Is there correlation between promoter methylation and expression?

In [None]:
sns.jointplot(mlh3_methylation_promoter_mean, mlh3_expression, kind='reg')

**Task 2**  
Count Spearman correlation

**Task 3.1**    
Let's calculate how many samples have methylated and umnethylated MLH3 promoter?   
To solve this, first find the threshold for promoter methylatin using sns.distplot().
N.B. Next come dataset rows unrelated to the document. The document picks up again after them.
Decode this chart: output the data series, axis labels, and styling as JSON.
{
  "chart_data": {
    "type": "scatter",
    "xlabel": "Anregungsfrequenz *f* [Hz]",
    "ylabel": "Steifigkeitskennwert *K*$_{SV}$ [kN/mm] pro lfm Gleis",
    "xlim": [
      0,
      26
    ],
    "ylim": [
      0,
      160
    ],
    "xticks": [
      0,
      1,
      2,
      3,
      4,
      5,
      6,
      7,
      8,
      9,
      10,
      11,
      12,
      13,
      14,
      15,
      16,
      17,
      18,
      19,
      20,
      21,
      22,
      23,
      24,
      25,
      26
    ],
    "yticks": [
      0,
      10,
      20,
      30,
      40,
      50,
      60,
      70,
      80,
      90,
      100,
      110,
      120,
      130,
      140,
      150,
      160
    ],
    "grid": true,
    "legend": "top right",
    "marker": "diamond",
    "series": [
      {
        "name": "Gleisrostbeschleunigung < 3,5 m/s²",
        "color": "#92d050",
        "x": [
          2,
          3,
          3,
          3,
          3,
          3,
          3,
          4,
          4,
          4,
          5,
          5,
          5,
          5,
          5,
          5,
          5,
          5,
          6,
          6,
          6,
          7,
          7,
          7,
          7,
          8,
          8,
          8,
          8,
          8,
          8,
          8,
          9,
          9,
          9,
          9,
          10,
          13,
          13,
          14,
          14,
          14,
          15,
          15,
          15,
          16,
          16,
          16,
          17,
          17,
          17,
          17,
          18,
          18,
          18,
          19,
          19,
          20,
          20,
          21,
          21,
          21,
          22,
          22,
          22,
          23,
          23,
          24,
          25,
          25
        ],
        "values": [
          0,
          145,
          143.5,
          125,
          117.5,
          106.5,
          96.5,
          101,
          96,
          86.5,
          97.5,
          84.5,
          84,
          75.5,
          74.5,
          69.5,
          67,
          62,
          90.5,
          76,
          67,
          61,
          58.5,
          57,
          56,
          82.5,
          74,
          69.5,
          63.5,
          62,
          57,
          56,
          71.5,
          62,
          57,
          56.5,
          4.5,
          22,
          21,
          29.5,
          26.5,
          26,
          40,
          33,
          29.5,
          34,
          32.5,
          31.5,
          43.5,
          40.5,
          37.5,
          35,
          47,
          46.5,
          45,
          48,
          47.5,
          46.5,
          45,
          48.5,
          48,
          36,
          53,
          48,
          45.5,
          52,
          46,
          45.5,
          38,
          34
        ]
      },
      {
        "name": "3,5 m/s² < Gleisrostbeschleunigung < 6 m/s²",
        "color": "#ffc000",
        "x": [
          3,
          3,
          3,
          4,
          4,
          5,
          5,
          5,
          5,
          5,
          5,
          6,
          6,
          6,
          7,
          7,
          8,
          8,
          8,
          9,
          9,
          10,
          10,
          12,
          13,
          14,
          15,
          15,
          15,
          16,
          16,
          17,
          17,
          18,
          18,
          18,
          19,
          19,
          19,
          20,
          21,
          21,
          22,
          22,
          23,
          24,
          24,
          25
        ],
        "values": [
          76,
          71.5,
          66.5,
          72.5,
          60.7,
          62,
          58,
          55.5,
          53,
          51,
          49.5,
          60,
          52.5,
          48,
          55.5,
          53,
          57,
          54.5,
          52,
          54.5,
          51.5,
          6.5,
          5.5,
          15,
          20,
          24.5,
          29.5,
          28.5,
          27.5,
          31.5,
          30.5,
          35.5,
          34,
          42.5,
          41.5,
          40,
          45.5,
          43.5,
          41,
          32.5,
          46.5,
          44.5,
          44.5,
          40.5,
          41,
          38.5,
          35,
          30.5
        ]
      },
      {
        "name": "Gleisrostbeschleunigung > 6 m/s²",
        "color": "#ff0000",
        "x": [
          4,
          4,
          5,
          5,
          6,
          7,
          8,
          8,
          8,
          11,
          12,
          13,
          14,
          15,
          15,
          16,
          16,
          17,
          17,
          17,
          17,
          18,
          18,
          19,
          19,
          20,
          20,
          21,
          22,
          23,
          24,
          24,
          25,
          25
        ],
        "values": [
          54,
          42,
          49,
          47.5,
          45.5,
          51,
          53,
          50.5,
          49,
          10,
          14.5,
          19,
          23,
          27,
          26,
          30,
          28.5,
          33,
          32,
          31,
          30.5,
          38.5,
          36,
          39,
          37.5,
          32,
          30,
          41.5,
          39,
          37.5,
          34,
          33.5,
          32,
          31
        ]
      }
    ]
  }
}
Select theshold from 0, 0.1, 0.2, ..., 0.9, 1

**Task 3.2**    
Now calculate how many samples have methylated and umnethylated MLH3 promoter?   

## Gene body 

Let's look at methylation of MLH3 gene body

In [None]:
mlh3_methylation_body = pd.read_csv('./MLH3_gene_body_probes_methylation.tsv', sep='\t', index_col=0)
mlh3_methylation_body.shape

Count mean methylation of gene body

In [None]:
mlh3_methylation_body_mean = mlh3_methylation_body.mean()
mlh3_methylation_body_mean = mlh3_methylation_body_mean.rename("MLH3_mean_gene_body_methylation")

In [None]:
sns.jointplot(mlh3_methylation_body_mean, mlh3_expression, kind='reg')

**Task 4**  

Count Sperman correlation

## MLH3 methylation and IDH mutation

Is there any difference in MLH3 methylation in IDH-mutatant and IDH-wild-type samples?
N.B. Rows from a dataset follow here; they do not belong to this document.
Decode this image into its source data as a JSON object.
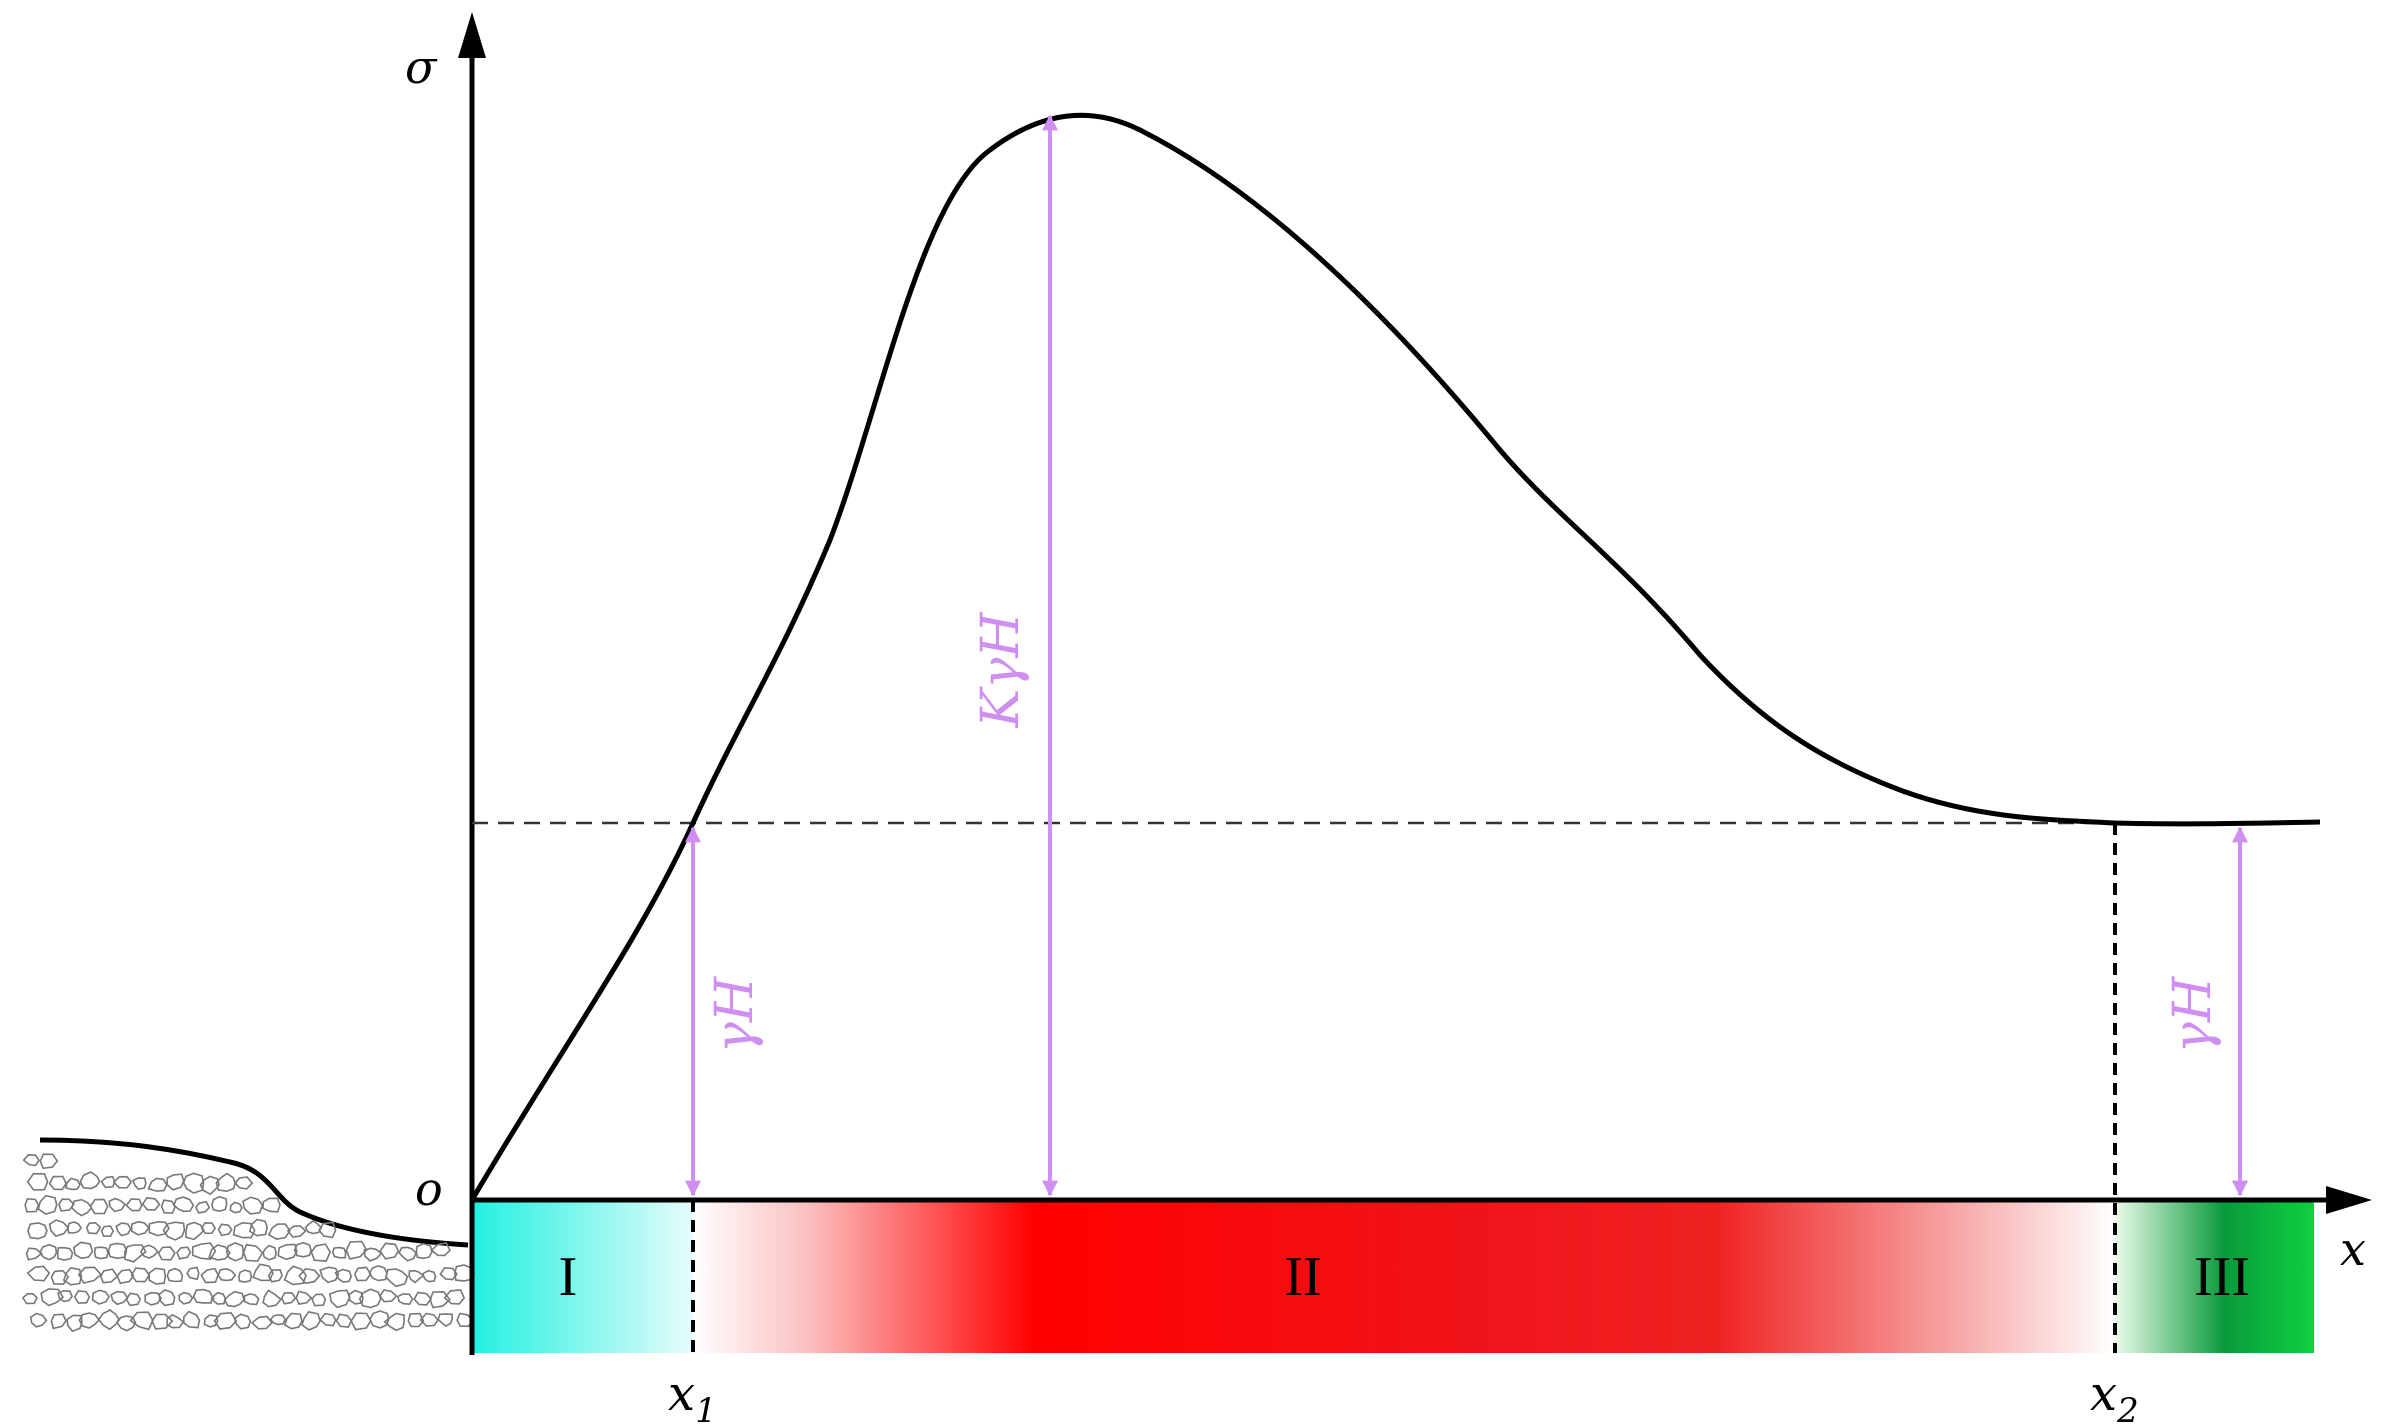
{
  "axes": {
    "y_label": "σ",
    "x_label": "x",
    "origin_label": "o"
  },
  "markers": {
    "x1_base": "x",
    "x1_sub": "1",
    "x2_base": "x",
    "x2_sub": "2"
  },
  "dimensions": {
    "left_label": "γH",
    "peak_label": "KγH",
    "right_label": "γH"
  },
  "zones": [
    {
      "label": "I"
    },
    {
      "label": "II"
    },
    {
      "label": "III"
    }
  ],
  "colors": {
    "curve": "#000000",
    "arrow": "#cf8ff0",
    "zone_I": "#22f0e0",
    "zone_II": "#ff0000",
    "zone_III": "#0fc83c",
    "dashed": "#333333",
    "rubble": "#777777"
  }
}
Let's make dataframe with data, which are necessary for plotting

In [None]:
mlh3_methylation = pd.DataFrame()

In [None]:
mlh3_methylation['Promoter'] = mlh3_methylation_promoter_mean

In [None]:
mlh3_methylation['Body'] = mlh3_methylation_body_mean

In [None]:
mlh3_methylation['IDH_status'] = idh_annotation

In [None]:
mlh3_methylation

In [None]:
pd.DataFrame(mlh3_methylation).boxplot(column='Promoter', by='IDH_status', grid=False, figsize=(4, 5))

MLH3 methylation in promoter is higher in IDH-mutant samples.

**Task 5**  

What % of IDHmut samples have hypermethylated MLH3?
What % of IDHwt samples have hypermethylated MLH3?

MLH3 methylation in body is similar between groups.

In [None]:
pd.DataFrame(mlh3_methylation).boxplot(column='Body', by='IDH_status', grid=False, figsize=(4, 5))

Methylation of MLH3 gene body is the same in IDH-mutant and IDH-wild type samples.